Przewodniczący Rady Europejskiej Charles Michel powiedział w niedzielę, że „UE i NATO nigdy nie groziły Rosji ani nie prowadziły agresywnej polityki”. „Zawsze staraliśmy się utrzymać dialog polityczny” – mówił we włoskiej telewizji RAI. Dodał: „jesteśmy na progu trzeciej wojny światowej, bo Rosja ma broń nuklearną”.
Prezydent Rosji Władimir Putin „oprócz tego, że boi się demokracji, czuje nostalgię za rosyjskim imperium” – oświadczył szef Rady Europejskiej.
Następnie podkreślił: „Utrzymywaliśmy regularne kontakty telefoniczne z Putinem. Popieramy Ukrainę i nie wierzymy w kłamstwa Kremla, które leżą u podstaw tej agresji. Chcemy rozwiązać kontrowersje jak najszybciej dla dobra Europy”.

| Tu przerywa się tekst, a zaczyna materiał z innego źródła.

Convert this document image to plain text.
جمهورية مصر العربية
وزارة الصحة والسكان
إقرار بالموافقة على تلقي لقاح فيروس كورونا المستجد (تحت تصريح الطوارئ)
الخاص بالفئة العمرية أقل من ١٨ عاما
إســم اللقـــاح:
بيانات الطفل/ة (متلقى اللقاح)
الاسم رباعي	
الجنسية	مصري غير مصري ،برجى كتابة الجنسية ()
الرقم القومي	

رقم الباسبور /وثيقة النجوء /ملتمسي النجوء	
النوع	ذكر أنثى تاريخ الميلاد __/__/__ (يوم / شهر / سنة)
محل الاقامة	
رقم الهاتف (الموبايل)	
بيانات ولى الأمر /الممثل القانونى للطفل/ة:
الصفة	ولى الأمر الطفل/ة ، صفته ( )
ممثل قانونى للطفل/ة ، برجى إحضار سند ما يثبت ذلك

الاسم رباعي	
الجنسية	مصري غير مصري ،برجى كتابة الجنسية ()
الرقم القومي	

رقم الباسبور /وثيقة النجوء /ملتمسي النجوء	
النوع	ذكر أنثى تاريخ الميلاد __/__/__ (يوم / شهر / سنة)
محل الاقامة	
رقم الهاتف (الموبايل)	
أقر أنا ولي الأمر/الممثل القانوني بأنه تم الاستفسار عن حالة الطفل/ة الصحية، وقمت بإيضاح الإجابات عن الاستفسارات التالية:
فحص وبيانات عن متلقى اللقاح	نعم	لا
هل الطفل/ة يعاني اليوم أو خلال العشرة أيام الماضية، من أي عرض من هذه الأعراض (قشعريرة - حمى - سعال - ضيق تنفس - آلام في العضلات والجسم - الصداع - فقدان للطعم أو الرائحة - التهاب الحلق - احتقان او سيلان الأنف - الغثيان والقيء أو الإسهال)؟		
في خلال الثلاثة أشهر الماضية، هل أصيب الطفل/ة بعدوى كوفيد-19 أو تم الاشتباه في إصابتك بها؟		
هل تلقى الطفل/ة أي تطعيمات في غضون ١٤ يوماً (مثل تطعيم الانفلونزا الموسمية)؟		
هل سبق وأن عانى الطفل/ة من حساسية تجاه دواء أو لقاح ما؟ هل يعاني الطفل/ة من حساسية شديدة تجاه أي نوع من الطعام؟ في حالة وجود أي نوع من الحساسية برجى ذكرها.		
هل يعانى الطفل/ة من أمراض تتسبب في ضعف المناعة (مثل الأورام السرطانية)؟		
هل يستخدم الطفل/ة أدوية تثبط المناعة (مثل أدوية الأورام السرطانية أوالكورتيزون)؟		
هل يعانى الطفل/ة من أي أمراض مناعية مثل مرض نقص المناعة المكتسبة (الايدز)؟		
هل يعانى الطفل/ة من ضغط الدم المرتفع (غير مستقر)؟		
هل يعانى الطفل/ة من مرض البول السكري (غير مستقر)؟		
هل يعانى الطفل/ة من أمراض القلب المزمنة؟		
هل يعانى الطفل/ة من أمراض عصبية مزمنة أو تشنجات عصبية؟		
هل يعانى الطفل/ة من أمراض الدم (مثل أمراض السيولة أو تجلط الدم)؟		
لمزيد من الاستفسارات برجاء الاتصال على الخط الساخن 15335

Wyjaśniając stanowisko Unii, Michel zaznaczył: „Putin jest u sterów dowodzenia na Kremlu i chcąc nie chcąc to on jest rozmówcą w negocjacjach i musimy zachować otwarte drzwi dla niego”.
„Putin chciał wrócić do zimnej wojny, ale to nie jest przeciwstawienie między UE i NATO a Rosją, lecz między Rosją a resztą świata” – wskazał.
Jak zauważył Michel, kalkulacje Putina były prawdopodobnie błędne, a „straty rosyjskiego wojska są ogromne”. „Nie spodziewał się, że reakcja Unii Europejskiej będzie tak szybka i zdecydowana” – dodał.
Zapewnił zarazem, że codziennie rozmawia z prezydentem Ukrainy Wołodymyrem Zełenskim. Jeszcze przed wybuchem wojny, podkreślił, poruszana była kwestia „zbliżenia do Unii wraz z możliwą kandydaturą”.
Mówiąc o kryzysie uchodźczym, podkreślił: „Musimy okazać solidarność” i „wspierać kraje sąsiadujące z Ukrainą”.